The Knock In The Engine

In Motown, the days are getting colder-and it's not just winter coming on. Car sales are in the tank, and the automakers complain that they're under siege from lawmakers who want cars that pollute less and guzzle less gas. Domestic automakers, battling both the recession and Japanese rivals, insist that their cars can't do both. "We're not whining about regulation per se," says Don Buist, Ford Motor Co.'s director of automotive emissions and fuel economy. "It's the way it's all coming together and hitting us."

The pressure has been steady. Last week nine states-including New York, New Jersey, Pennsylvania and Massachusetts--announced that they plan to adopt California's tough new clean-air rules. And a broad energy bill before the Senate last week called for some increases in gas-mileage requirements. On Friday the bill was killed, but Democratic Sen. Richard Bryan of Nevada says he will keep trying. The new regulatory tide comes at a bad time for Detroit, where the Big Three lost $1.76 billion in the third quarter. And it comes after the automakers have already had to adjust to the 1990 amendments to the Clean Air Act, which call for some 40 new pollution-control measures. (Ford alone says it will spend more than $2.6 billion to comply.)

The carmakers are most worried about Congress's attempts to mandate more miles per gallon. Bryan's proposal--popular with environmentalists-L-would raise today's 27.5 miles-per-gallon average to 40 mpg by the year 2001. Automakers contend that heavy pollution-control equipment weighs down cars, marking them burn more gas. Richard Penna, a consultant to Toyota, calls the trade-off a "teeter-totter ... On one end is fuel economy; on the other end is emissions. If you push down on one end, the other end goes up." Some critics of the automakers dispute the "teeter-totter" claim; John DeCicco, a researcher with American Council for an Energy Efficient Economy, says that conforming to California's standards will only cut the fuel efficiency of Honda's new Civic VX by four miles per gallon. And while industry lobbyists contend that higher fuel efficiency will make for smaller, unsafe cars, recent government studies dispute that claim.

None of the automakers, domestic or foreign, care for Bryan's proposals. Detroit's allies say the bill will squeeze its best-selling models: Ronald Glantz, auto analyst for Dean Witter Reynolds, says, "You're forced to build small vehicles that lose money in order to keep building large vehicles that make money." Even Japanese manufacturers, whose cars are more fuel-efficient than American machines, say more improvement will be tough. By the year 2000, Toyota's fleet will have to reach 45 mpg to Ford's 39, says Toyota vice president for external affairs James Olson; a Bryan bill would mean "we're nothing but a Tercel company again."

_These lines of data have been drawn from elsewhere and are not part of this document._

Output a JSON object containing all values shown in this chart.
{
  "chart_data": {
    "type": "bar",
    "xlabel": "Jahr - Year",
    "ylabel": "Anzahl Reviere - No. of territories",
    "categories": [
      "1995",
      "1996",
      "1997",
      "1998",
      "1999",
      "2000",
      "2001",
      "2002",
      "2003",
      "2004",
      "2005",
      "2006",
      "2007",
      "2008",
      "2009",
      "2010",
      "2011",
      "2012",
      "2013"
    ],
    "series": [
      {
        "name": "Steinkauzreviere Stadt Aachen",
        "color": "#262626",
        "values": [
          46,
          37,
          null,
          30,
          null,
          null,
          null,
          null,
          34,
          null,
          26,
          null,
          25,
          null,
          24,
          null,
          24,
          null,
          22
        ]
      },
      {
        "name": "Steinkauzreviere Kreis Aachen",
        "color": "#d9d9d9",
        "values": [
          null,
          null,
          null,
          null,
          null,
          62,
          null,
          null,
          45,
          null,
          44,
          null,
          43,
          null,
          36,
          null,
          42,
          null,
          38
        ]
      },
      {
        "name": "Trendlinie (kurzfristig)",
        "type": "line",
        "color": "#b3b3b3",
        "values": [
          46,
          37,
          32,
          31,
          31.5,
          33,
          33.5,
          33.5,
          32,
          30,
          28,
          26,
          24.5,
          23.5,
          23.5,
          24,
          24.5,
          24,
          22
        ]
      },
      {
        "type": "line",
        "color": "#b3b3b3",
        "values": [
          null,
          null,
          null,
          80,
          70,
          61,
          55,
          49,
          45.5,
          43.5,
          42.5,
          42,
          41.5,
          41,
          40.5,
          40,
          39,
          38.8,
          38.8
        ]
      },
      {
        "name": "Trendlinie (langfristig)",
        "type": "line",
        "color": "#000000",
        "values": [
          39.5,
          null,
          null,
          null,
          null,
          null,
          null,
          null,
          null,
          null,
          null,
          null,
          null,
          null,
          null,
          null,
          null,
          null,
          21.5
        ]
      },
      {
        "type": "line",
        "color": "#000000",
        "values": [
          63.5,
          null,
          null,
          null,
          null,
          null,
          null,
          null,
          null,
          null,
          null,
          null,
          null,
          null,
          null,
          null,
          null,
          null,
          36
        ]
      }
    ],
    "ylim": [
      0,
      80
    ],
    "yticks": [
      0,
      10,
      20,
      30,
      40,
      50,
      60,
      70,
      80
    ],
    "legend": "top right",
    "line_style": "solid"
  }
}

But while carmakers agonize over each mandated step, some have made impressive strides. Honda recently unveiled a prototype that gets 82 mpg, and Volkswagen is testing a version of its Golf that gets nearly 60 mpg in the city. The Big Three are all working on cars that can run on methanol, ethanol or other fuels. Still, automakers contend that new regulations will require high cost for minimal environmental gains. They suggest that the quickest road to improvement is to get rid of the old cars. Today's cars burn half as much gas as 1976 models, and 1960s cars were 20 times filthier than today's. David Cole, director of the Center for the Study of Automotive Transportation at the University of Michigan, says if cleaner cars are too expensive, "people will keep their old cars longer" and the air will stay dirty. Getting drivers to chuck their old junkers won't be easy. But anything that might create new buyers in today's bleak market would bring joy to the hearts of Detroit's execs.